Do you actually mean that unless explicitly propagated to a subsequent downstream RPC the data is dropped? If so, that's by design.

However, most large-scale organizations that are doing distributed tracing (e.g., Twitter, Uber) have either invented, reproduced, or leveraged OpenTelemetry's design for this precise thing.

Naive context propagation isn't (really) the difficult part with most of these designs -- it's what you've done, using an interceptor, reading the data and assigning it automatically on subsequent requests -- the challenge is dealing with this under many different, real world conditions: a.) concurrency and thread scheduling; b.) not all services use the same version of downstream RPC libraries; c.) not all calls are GRPC, and some use HTTP (and, different HTTP libraries, at that.); and d.) you cross message passing boundaries: i.e., I receive request, write to Kafka queue/reliable workflow backend (e.g., Cadence, Temporal) and re-read the request and then execute a subsequent RPC as a result of that message.
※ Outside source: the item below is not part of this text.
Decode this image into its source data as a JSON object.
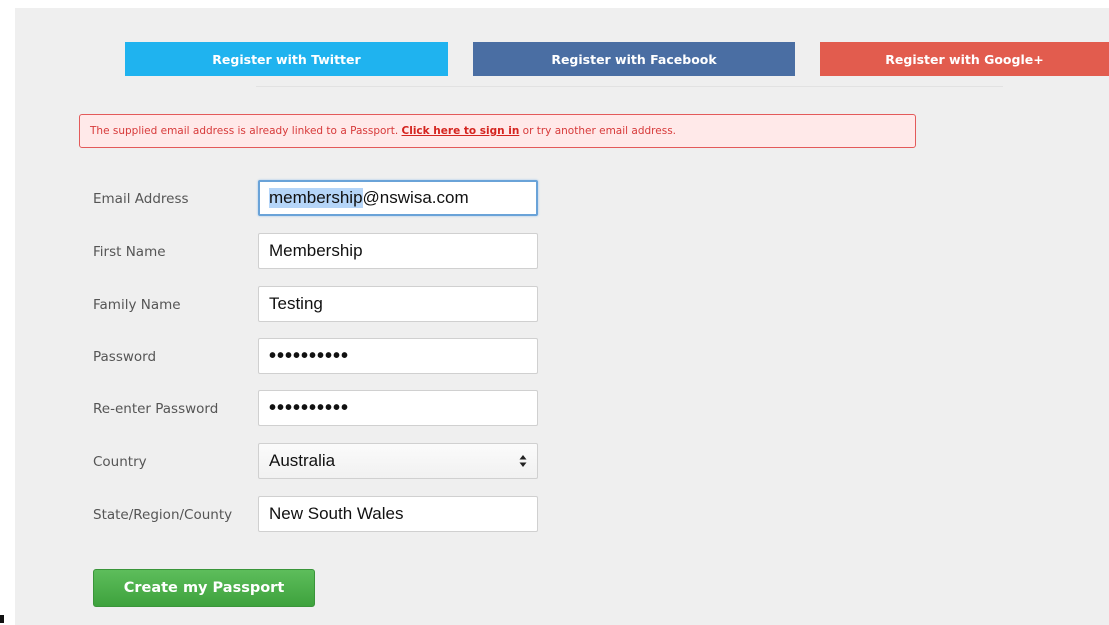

If you're using Kotlin, I suspect you will run into these challenges. Tune your thread pools up/down, restrict your JVM's resources, and you'll suddenly see that if the thing that handles the request uses different threads/coroutines/etc. then the code block that issues the downstream RPC, you'll start dropping the context without explicit handling of that case.

In fact, a very simple test case in Java where you use several, concurrently executed CompleteableFuture's that each issue RPCs, in a very small thread pool should be enough to see the issue.

2 comments

Thanks for the comment, it seems like you know a lot more about this than I do.

This was a solution that has worked well for my company that averages <1 req/s, so yes I have not tested it under more extreme conditions. This is version 1.0.0 so it is quite new and naive by design. I was posting here to get some feedback on the initial version and see how I can improve it, which you have given me!

Feel free to contribute to the project! It seems like your expertise applies nicely!

It's too bad that there is still no JEP for an official context in Java.

Disclaimer: I wrote the OTel one, and am sad to see yet more context implementations being made, including the OTel one, these really need to all be on the way out.